Historic victory in Minnesota, cosmic letdown in Miami

Rep. Kathy Ashe, R-Atlanta, does the 'Dirty Bird' on the floor of the state House in Atlanta on Friday, Jan. 15, 1999. Ashe suggested the legislature do the 'Dirty Bird' to wish the Falcons good luck in their NFC Championship matchup against the Minnesota Vikings. (AP Photo/Alan Mothner)

Credit: Alan Mothner

Credit: Alan Mothner

Rep. Kathy Ashe, R-Atlanta, does the 'Dirty Bird' on the floor of the state House in Atlanta on Friday, Jan. 15, 1999. Ashe suggested the legislature do the 'Dirty Bird' to wish the Falcons good luck in their NFC Championship matchup against the Minnesota Vikings. (AP Photo/Alan Mothner)

It wasn’t until I walked from the press box to the tunnel that runs under the Metrodome and I saw the stunned Minnesota Vikings, who were 15-1 in their regular season but who now had no particular place to go, walking slowly toward their locker room, that reality hit in its fullness. The Falcons really had beaten this mighty team on its home field. The Falcons, who had spent most of their existence getting things wrong, were bound for the Super Bowl.

The date was Jan. 17, 1999, and the astonishing game — the Falcons, who entered as 11-point underdogs and trailed 20-7, tied the score in the final minute of regulation and won on Morten Andersen’s field goal in overtime — took its place alongside Sid Bream’s slide and Hank Aaron’s 715th and the Braves’ Game 6 triumph over Cleveland in 1995 at the pinnacle of Greatest Atlanta Pro Sports Moments. This was a day, I told myself in that tunnel, that I would recall forever.

Fifteen years later, the memories remain vivid. Of Jamal Anderson and Ray Buchanan and coach Dan Reeves, who underwent quadruple bypass surgery only a month before, doing the Dirty Bird on the podium as they were presented the trophy as NFC champs. Of Taylor Smith, then the team’s owner, noting with awe that the Falcons didn’t commit a single false start in the deafening dome. Of Reeves pulling off his socks in the coaches’ locker room and saying of his team’s performance, “It just blows you away.”

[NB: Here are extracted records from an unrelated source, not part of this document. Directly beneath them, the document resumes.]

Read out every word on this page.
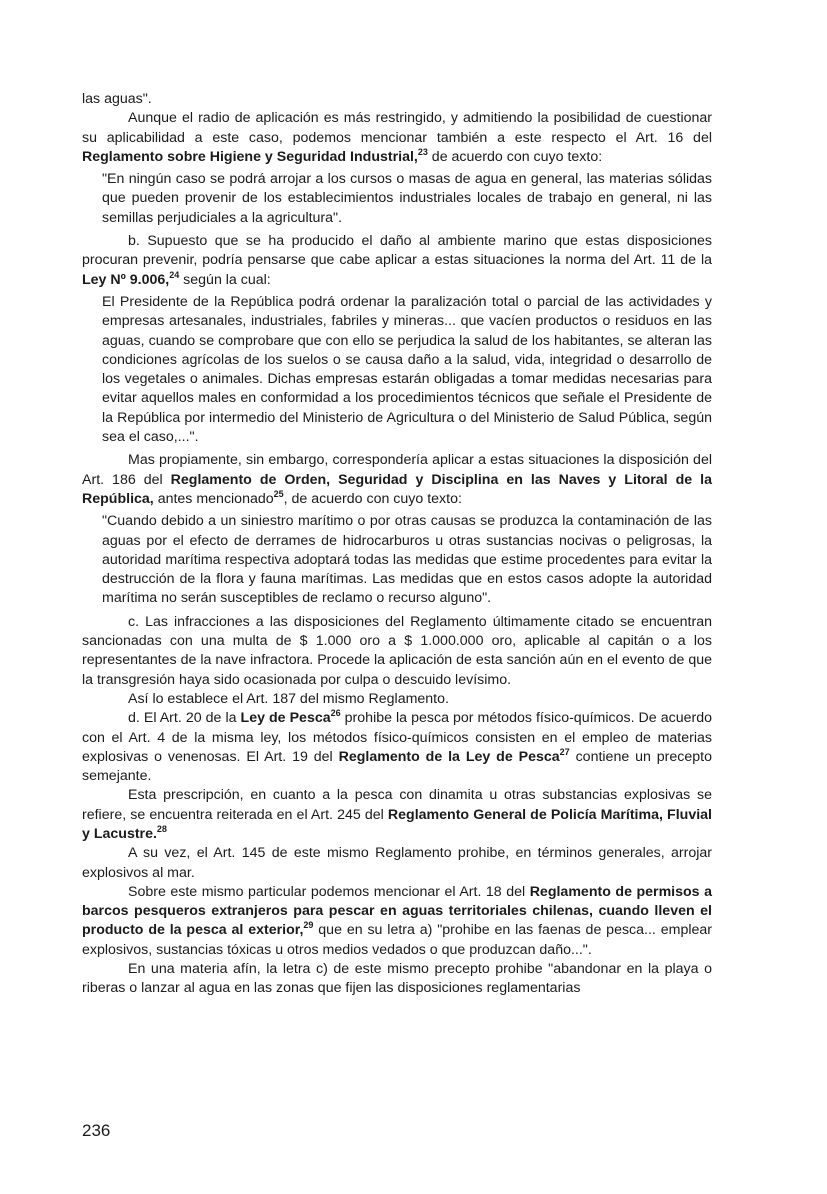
las aguas".

Aunque el radio de aplicación es más restringido, y admitiendo la posibilidad de cuestionar su aplicabilidad a este caso, podemos mencionar también a este respecto el Art. 16 del Reglamento sobre Higiene y Seguridad Industrial,$^{23}$ de acuerdo con cuyo texto:

"En ningún caso se podrá arrojar a los cursos o masas de agua en general, las materias sólidas que pueden provenir de los establecimientos industriales locales de trabajo en general, ni las semillas perjudiciales a la agricultura".

b. Supuesto que se ha producido el daño al ambiente marino que estas disposiciones procuran prevenir, podría pensarse que cabe aplicar a estas situaciones la norma del Art. 11 de la Ley Nº 9.006,24 según la cual:

El Presidente de la República podrá ordenar la paralización total o parcial de las actividades y empresas artesanales, industriales, fabriles y mineras... que vacíen productos o residuos en las aguas, cuando se comprobare que con ello se perjudica la salud de los habitantes, se alteran las condiciones agrícolas de los suelos o se causa daño a la salud, vida, integridad o desarrollo de los vegetales o animales. Dichas empresas estarán obligadas a tomar medidas necesarias para evitar aquellos males en conformidad a los procedimientos técnicos que señale el Presidente de la República por intermedio del Ministerio de Agricultura o del Ministerio de Salud Pública, según sea el caso,...".

Mas propiamente, sin embargo, correspondería aplicar a estas situaciones la disposición del Art. 186 del Reglamento de Orden, Seguridad y Disciplina en las Naves y Litoral de la República, antes mencionado$^{25}$, de acuerdo con cuyo texto:

"Cuando debido a un siniestro marítimo o por otras causas se produzca la contaminación de las aguas por el efecto de derrames de hidrocarburos u otras sustancias nocivas o peligrosas, la autoridad marítima respectiva adoptará todas las medidas que estime procedentes para evitar la destrucción de la flora y fauna marítimas. Las medidas que en estos casos adopte la autoridad marítima no serán susceptibles de reclamo o recurso alguno".

c. Las infracciones a las disposiciones del Reglamento últimamente citado se encuentran sancionadas con una multa de $ 1.000 oro a $ 1.000.000 oro, aplicable al capitán o a los representantes de la nave infractora. Procede la aplicación de esta sanción aún en el evento de que la transgresión haya sido ocasionada por culpa o descuido levísimo.

Así lo establece el Art. 187 del mismo Reglamento.

d. El Art. 20 de la Ley de Pesca$^{26}$ prohibe la pesca por métodos físico-químicos. De acuerdo con el Art. 4 de la misma ley, los métodos físico-químicos consisten en el empleo de materias explosivas o venenosas. El Art. 19 del Reglamento de la Ley de Pesca$^{27}$ contiene un precepto semejante.

Esta prescripción, en cuanto a la pesca con dinamita u otras substancias explosivas se refiere, se encuentra reiterada en el Art. 245 del Reglamento General de Policía Marítima, Fluvial y Lacustre.$^{28}$

A su vez, el Art. 145 de este mismo Reglamento prohibe, en términos generales, arrojar explosivos al mar.

Sobre este mismo particular podemos mencionar el Art. 18 del Reglamento de permisos a barcos pesqueros extranjeros para pescar en aguas territoriales chilenas, cuando lleven el producto de la pesca al exterior,$^{29}$ que en su letra a) "prohibe en las faenas de pesca... emplear explosivos, sustancias tóxicas u otros medios vedados o que produzcan daño...".

En una materia afín, la letra c) de este mismo precepto prohibe "abandonar en la playa o riberas o lanzar al agua en las zonas que fijen las disposiciones reglamentarias

236
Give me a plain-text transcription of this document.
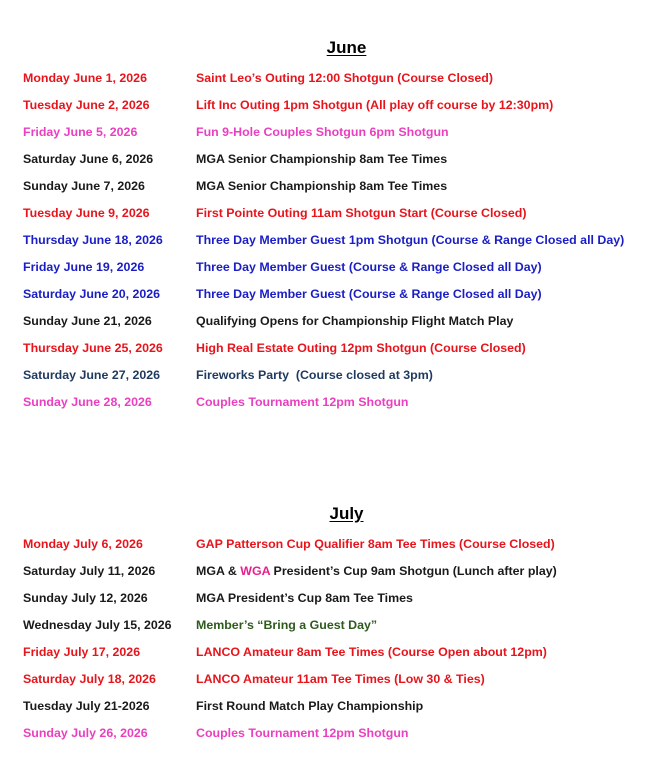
June
Monday June 1, 2026	Saint Leo’s Outing 12:00 Shotgun (Course Closed)
Tuesday June 2, 2026	Lift Inc Outing 1pm Shotgun (All play off course by 12:30pm)
Friday June 5, 2026	Fun 9-Hole Couples Shotgun 6pm Shotgun
Saturday June 6, 2026	MGA Senior Championship 8am Tee Times
Sunday June 7, 2026	MGA Senior Championship 8am Tee Times
Tuesday June 9, 2026	First Pointe Outing 11am Shotgun Start (Course Closed)
Thursday June 18, 2026	Three Day Member Guest 1pm Shotgun (Course & Range Closed all Day)
Friday June 19, 2026	Three Day Member Guest (Course & Range Closed all Day)
Saturday June 20, 2026	Three Day Member Guest (Course & Range Closed all Day)
Sunday June 21, 2026	Qualifying Opens for Championship Flight Match Play
Thursday June 25, 2026	High Real Estate Outing 12pm Shotgun (Course Closed)
Saturday June 27, 2026	Fireworks Party  (Course closed at 3pm)
Sunday June 28, 2026	Couples Tournament 12pm Shotgun
July
Monday July 6, 2026	GAP Patterson Cup Qualifier 8am Tee Times (Course Closed)
Saturday July 11, 2026	MGA & WGA President’s Cup 9am Shotgun (Lunch after play)
Sunday July 12, 2026	MGA President’s Cup 8am Tee Times
Wednesday July 15, 2026 Member’s “Bring a Guest Day”
Friday July 17, 2026	LANCO Amateur 8am Tee Times (Course Open about 12pm)
Saturday July 18, 2026	LANCO Amateur 11am Tee Times (Low 30 & Ties)
Tuesday July 21-2026	First Round Match Play Championship
Sunday July 26, 2026	Couples Tournament 12pm Shotgun
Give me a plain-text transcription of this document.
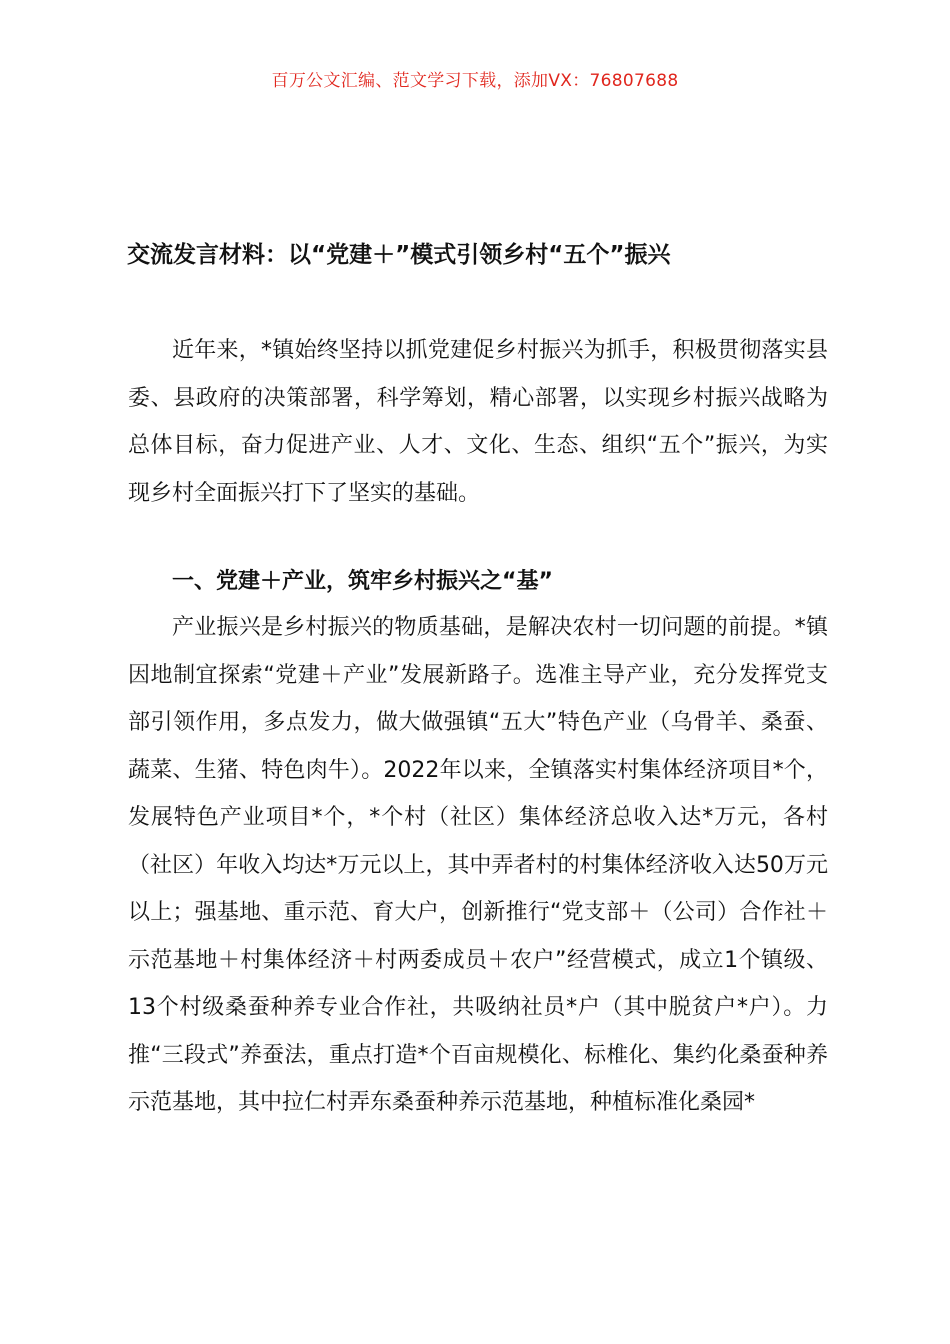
百万公文汇编、范文学习下载，添加VX：76807688
交流发言材料：以“党建＋”模式引领乡村“五个”振兴

近年来，*镇始终坚持以抓党建促乡村振兴为抓手，积极贯彻落实县委、县政府的决策部署，科学筹划，精心部署，以实现乡村振兴战略为总体目标，奋力促进产业、人才、文化、生态、组织“五个”振兴，为实现乡村全面振兴打下了坚实的基础。

一、党建＋产业，筑牢乡村振兴之“基”

产业振兴是乡村振兴的物质基础，是解决农村一切问题的前提。*镇因地制宜探索“党建＋产业”发展新路子。选准主导产业，充分发挥党支部引领作用，多点发力，做大做强镇“五大”特色产业（乌骨羊、桑蚕、蔬菜、生猪、特色肉牛）。2022年以来，全镇落实村集体经济项目*个，发展特色产业项目*个，*个村（社区）集体经济总收入达*万元，各村（社区）年收入均达*万元以上，其中弄者村的村集体经济收入达50万元以上；强基地、重示范、育大户，创新推行“党支部＋（公司）合作社＋示范基地＋村集体经济＋村两委成员＋农户”经营模式，成立1个镇级、13个村级桑蚕种养专业合作社，共吸纳社员*户（其中脱贫户*户）。力推“三段式”养蚕法，重点打造*个百亩规模化、标椎化、集约化桑蚕种养示范基地，其中拉仁村弄东桑蚕种养示范基地，种植标准化桑园*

But I also remember what came after. The Falcons messed up Super Bowl XXXIII in — might as well say it — Falcons-like fashion, from Terance Mathis griping about Pro Bowlers getting to exit the team plane in Miami first to Buchanan wearing a studded collar to Media Day to illustrate his team’s status as underdogs to Eugene Robinson getting arrested on Super Bowl Eve for solicitation hours after receiving the NFL’s man of the year award. Not coincidentally, they played their worst game in almost three months against Denver, losing 34-19 as Andersen missed a first-half field-goal attempt and Robinson was beaten by Rod Smith for an 80-yard touchdown on the next play.

That lamentable display, sorry to say, had a dulling effect on the greatest season the Falcons have known. When most Atlantans speak today of that Super Bowl run, their first words aren’t “NFC championship” but “Eugene Robinson.” And when the Falcons started the 1999 season 0-4, you would have thought the NFC title of the year before had been some trick of the light.

Having been there, I know better. But I also know that Super Bowl XXXIII remains a cosmic letdown unmatched in Atlanta annals, and what makes it worse is that the Falcons haven’t made it back to try to get it right.